If, for some pointless reason, you went back to the earliest entries of this blog, you'd find a few made from the 8th floor BMT unit at LDS Hospital in Utah. That was about six years ago, and in many ways my life since has been focused on not coming back here. But here I am.
In 2008 I was here for relapsed Hodgkins lymphoma, a disease where the first-line standard treatment is usually effective enough, meaning relatively less research was put into second-line treatments. The medically standard next step after a relapse was autologous stem cell transplant (if your own bone marrow is still clear of the disease) or allogeneic stem cell transplant (if you're marrow's not clear or if you've already had an auto). I was here for an auto, and typed some things into this blog.
My Hodgkins is refractory, it doesn't ever go away forever. When I relapsed a year later, the next-line standard treatment was an allogeneic transplant, but I looked at the life survival numbers they had and decided no way. Through my oncologist and clinicaltrials.gov, and with help from my mom who's skilled at researching things, I found some clinical trials for current cutting edge drugs for Hodgkins, and got into one for what's now called Brintuximab (always be SGN35 to me).
That set up a life pattern for the following years.
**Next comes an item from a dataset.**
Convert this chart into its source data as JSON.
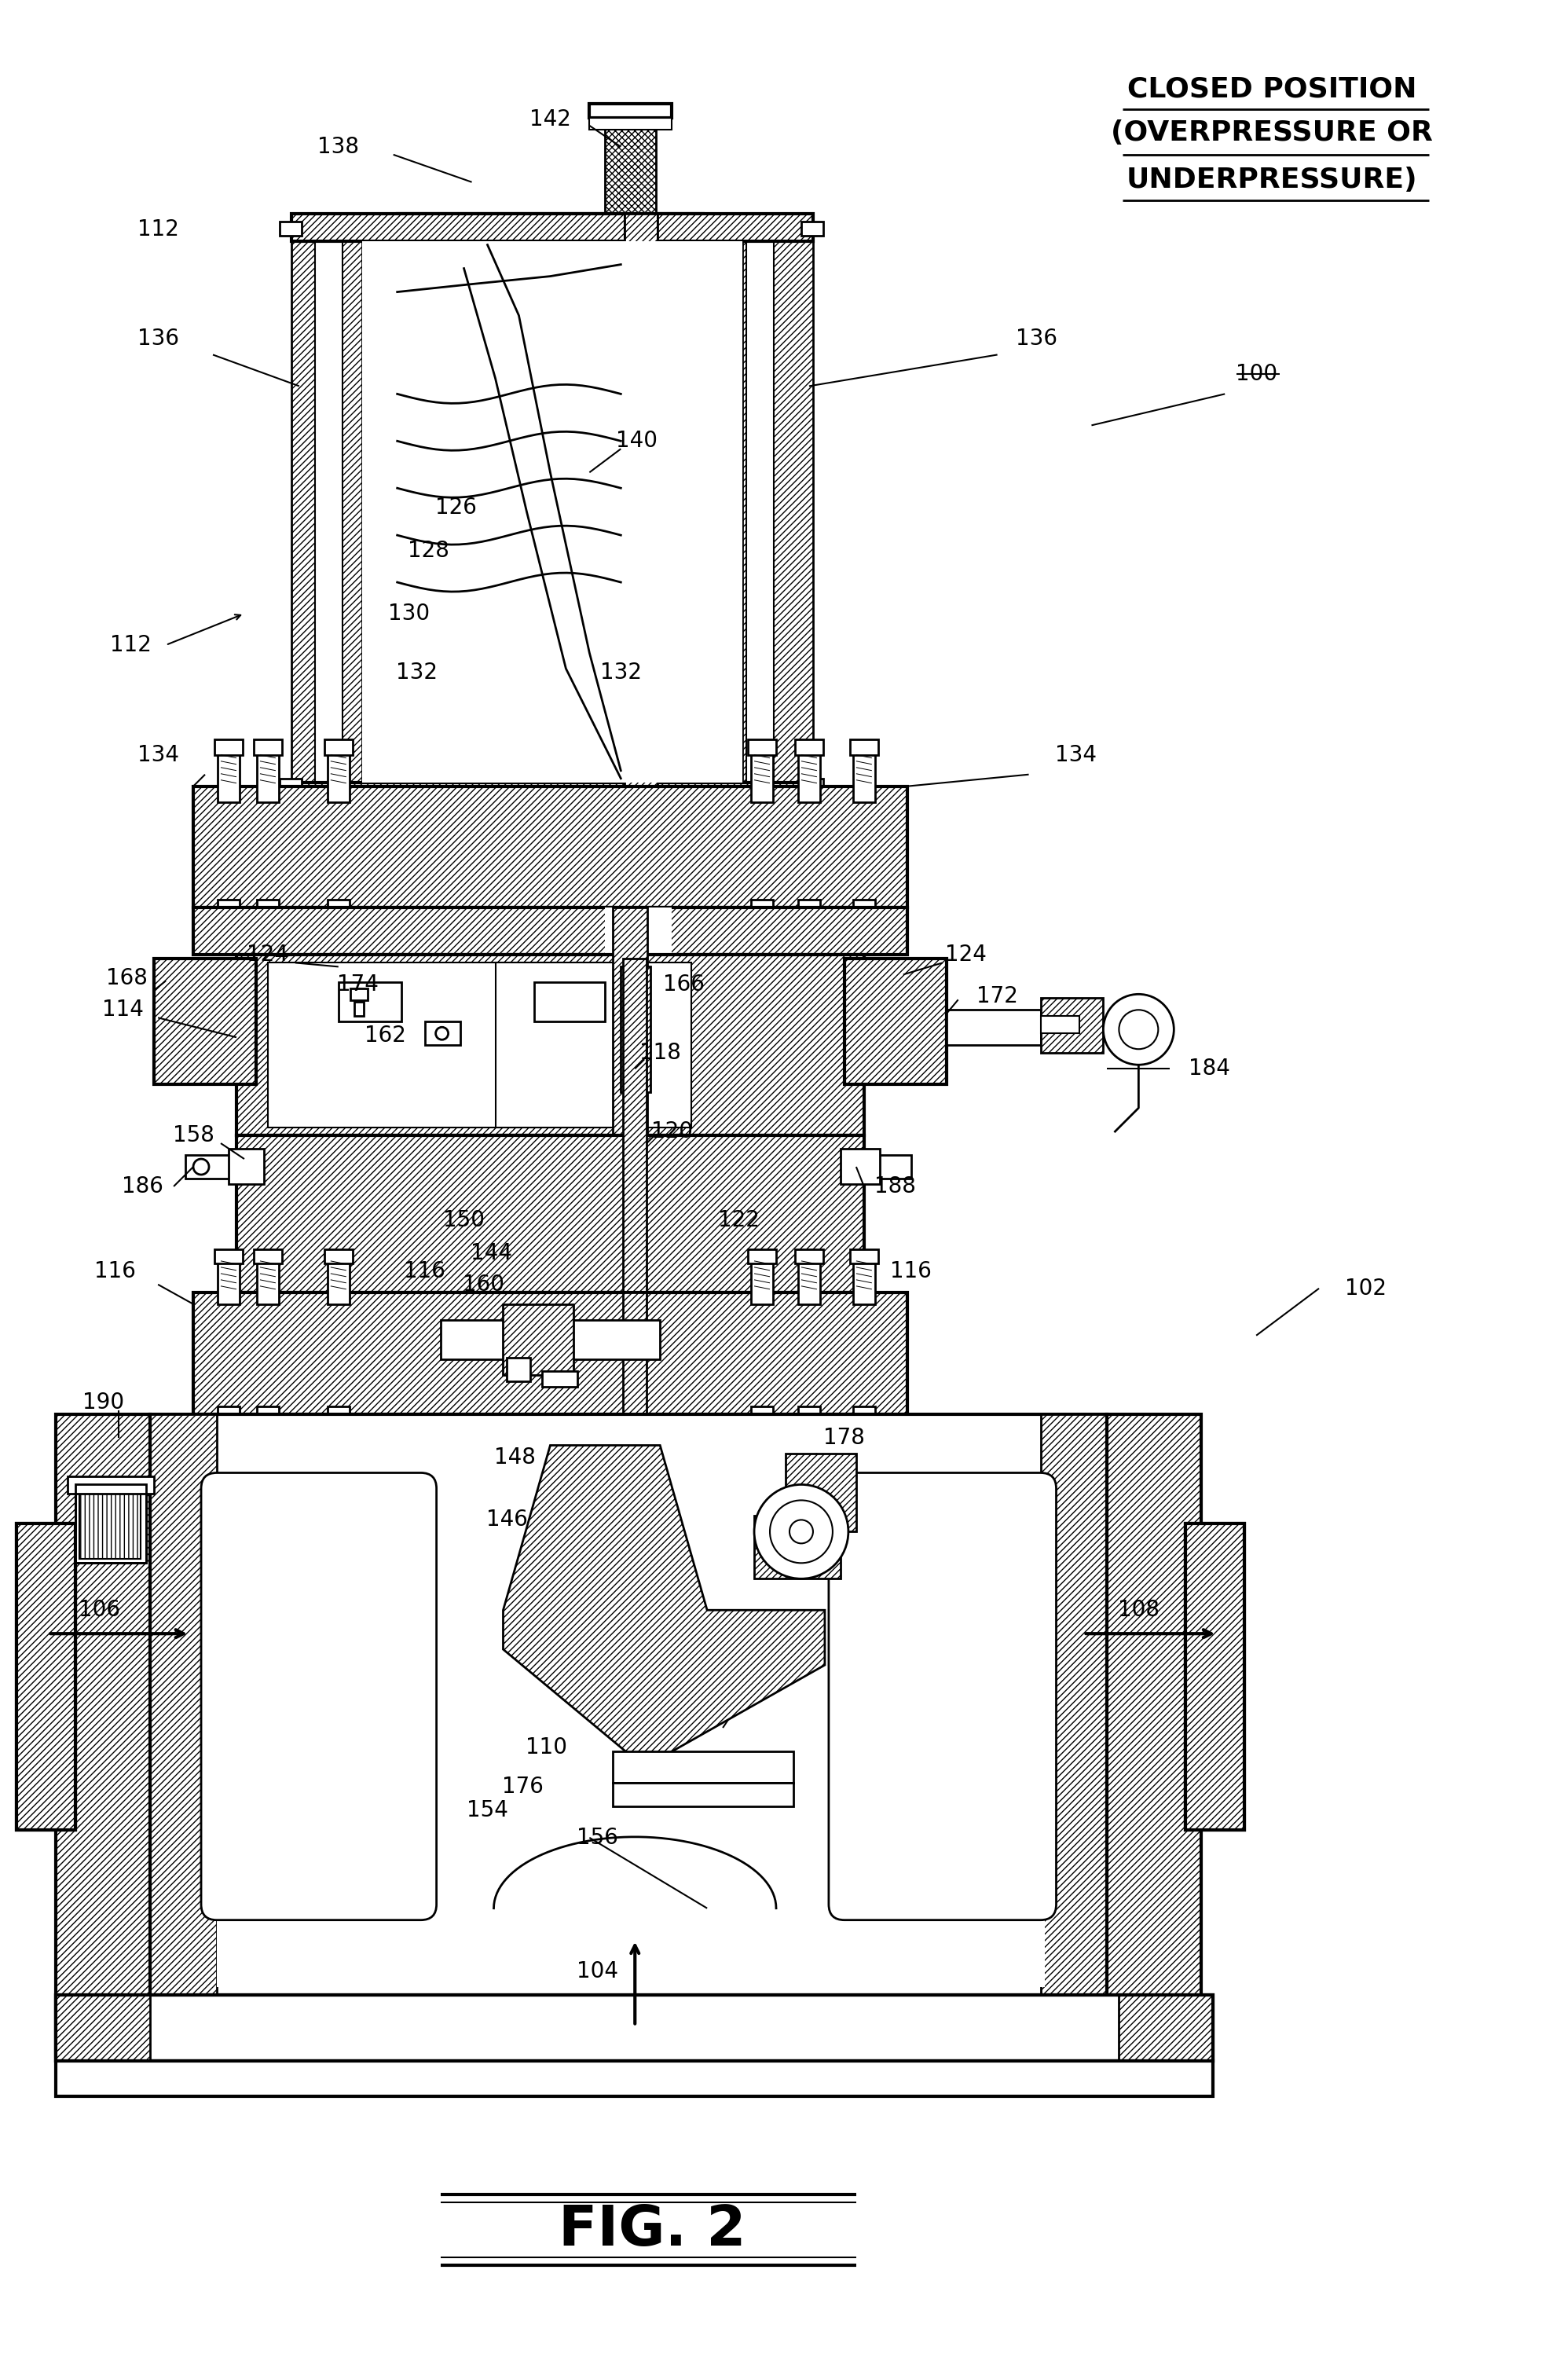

Always a salvage treatment or a clinical trial to try to contain the cancer, maintainig a relatively normal life for many years throug various chemos and some radiation. That lasted until December 2013. My oncologist and I had put one chemo to an end because the last scan showed only mixed results, some shrink some growth. We'd figured to try another chemo for containment, or look what was on the clinical trial horizon, but there was a problem that my blood numbers were falling even without the chemo. I had a bone marrow biopsy and on the 9th they called me with an alarming new development: Leukemia.
Leukemia changes the situation tremendously. Hodgkins I know, I can deal with in various ways (including a few nutritional/herbal things I've come to trust --my standard is if someone with actual medical credentials is researching it somewhere, and I've also had reliable results from Chinese nutritional and herbal medicines). Even if I gave up and did nothing about Hodgkins, it would probably take a year and a half to actually kill me. Leukemia will kill in weeks, or a couple months at most. Now the allogeneic transplant I'd been avoiding seemed the likeliest option.
It turns out I'd made the right choice in avoiding the allo transplant five years ago (and the team leaders here had been subtly encouraging me to avoid it). In recent years, they've developed a new standard of donor transplant using haplo donors --relatives exactly half-matched. Hodgkin's patients do worse than other cancer patients at allogeneic transplants, but haplo transplant seems to be giving Hodgkins history patients good odds. It's still very new, so there aren't long-term results to compare. But the horizon looks hopeful.
It's been a difficult process. I was checked in days after diagnosis, started standard Leukemia induction treatment the 16th of December. After that the expectation was watch the blood numbers and plan for the transplant treatment. It took them awhile to decide exactly how to treat (Hodgkins and Leukemia together make a rare and challenging combination), then to get my health provider to approve. I'm now Day 7 post haplo, and the worst is over for now. I've been in the hospital far too long and hopefully can be out in a couple weeks.